It may be my earliest memory that I can date. I was staying with family friends, the Ellisons. (I suppose my dad must have been on a bad drunk — that was usually the reason my mom sent me to stay with friends.) I'm sure the whole family must have been gathered around the old black-and-white TV, but I don't remember them. I remember the fuzzy space-suited man jumping what seemed so far down that last step, in slow motion. I remember his famously flubbed first words. And I remember ABC's Science reporter, Jules Bergman, talking over a picture of the face of the moon, showing where the landing site was. (I think I even remember a little (though vastly out of scale) cardboard-cutout of a LEM). I remember at some point going out on the front porch and looking at the moon, trying desperately to spot the Eagle. (I was aware that it was very far away, but I was too young to have any real sense of what a quarter million miles meant, and I hoped there'd be a reflection or ... something.) Someone (one of their teenage daughters (Marilyn, I think) explained to me that it was too far away, and coaxed a by the very sleep and up-way-past-his-bed-time little boy inside.

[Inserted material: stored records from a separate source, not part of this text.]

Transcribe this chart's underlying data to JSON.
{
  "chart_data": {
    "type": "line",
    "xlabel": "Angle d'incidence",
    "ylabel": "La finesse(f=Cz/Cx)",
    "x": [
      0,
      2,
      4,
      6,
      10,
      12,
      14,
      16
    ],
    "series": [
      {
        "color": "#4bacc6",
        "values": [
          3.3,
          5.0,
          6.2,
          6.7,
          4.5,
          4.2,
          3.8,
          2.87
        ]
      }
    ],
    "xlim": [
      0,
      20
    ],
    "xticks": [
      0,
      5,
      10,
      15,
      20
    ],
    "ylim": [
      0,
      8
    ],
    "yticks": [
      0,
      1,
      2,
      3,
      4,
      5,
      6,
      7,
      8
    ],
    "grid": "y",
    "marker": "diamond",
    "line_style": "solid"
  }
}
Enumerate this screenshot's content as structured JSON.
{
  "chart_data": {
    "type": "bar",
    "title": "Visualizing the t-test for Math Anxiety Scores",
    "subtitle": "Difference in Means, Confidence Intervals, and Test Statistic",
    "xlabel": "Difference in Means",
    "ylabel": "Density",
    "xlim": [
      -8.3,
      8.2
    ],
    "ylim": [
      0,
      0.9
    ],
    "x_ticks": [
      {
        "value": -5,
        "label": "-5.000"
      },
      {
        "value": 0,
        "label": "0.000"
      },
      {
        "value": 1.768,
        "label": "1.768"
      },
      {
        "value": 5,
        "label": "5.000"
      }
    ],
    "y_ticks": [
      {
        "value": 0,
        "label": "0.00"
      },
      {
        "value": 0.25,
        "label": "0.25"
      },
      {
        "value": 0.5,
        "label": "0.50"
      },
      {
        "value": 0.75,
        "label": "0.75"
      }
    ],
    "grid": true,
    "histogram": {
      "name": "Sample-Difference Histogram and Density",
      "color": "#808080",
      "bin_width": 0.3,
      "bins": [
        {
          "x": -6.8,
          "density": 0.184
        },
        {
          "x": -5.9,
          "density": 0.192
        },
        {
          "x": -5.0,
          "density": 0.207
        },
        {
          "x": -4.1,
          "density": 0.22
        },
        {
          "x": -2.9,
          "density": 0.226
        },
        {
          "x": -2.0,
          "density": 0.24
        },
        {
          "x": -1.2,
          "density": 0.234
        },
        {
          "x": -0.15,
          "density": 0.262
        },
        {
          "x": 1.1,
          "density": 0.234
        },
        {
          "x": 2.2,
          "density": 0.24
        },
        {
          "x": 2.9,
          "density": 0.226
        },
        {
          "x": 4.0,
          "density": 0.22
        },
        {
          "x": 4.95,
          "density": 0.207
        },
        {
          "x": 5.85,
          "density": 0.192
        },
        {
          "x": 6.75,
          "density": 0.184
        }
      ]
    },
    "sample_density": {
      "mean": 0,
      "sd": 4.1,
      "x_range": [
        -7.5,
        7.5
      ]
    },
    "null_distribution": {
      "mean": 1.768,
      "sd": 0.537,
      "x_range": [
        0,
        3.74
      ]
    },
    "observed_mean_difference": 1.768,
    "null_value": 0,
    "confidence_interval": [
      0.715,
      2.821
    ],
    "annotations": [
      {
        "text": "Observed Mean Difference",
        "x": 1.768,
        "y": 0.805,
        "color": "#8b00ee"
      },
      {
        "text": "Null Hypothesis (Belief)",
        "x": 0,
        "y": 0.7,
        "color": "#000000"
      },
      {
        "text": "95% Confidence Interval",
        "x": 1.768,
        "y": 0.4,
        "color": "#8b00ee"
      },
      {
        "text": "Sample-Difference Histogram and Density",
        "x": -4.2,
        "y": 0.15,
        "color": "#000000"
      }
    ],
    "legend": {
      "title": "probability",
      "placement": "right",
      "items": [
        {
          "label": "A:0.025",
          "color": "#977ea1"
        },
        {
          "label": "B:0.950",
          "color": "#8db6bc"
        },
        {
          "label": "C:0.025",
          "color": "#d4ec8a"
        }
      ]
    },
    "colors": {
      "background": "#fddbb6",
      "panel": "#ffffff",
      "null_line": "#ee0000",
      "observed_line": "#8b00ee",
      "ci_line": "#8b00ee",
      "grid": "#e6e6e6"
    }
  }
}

I'm sure I followed the rest of Apollo 11 with fascination, but aside from a few scattered images (a splashdown that may not be that splashdown; the isolation chamber on the deck of an aircraft carrier, looking as I recall like nothing so much as an airstream trailer), I remember no details. I'm sure I followed Apollo 12 as well, but it was with Apollo 13 that I became an obsessive little geek. I kept my own little mission log, writing down the exact time of launch,first stage separation, second stage separation, Earth orbit, translunar injection.... (When the first reports of "Houston, we have a problem" came in, I was sure that my logging the mission had somehow jinxed the mission.)
But forty years ago tonight, that was all in the future. Forty years ago tonight a little boy stared intently at a crescent moon, hanging over over a wheat field near Puget Sound, and knew that, even though he couldn't see it, he was looking at the most amazing thing ever.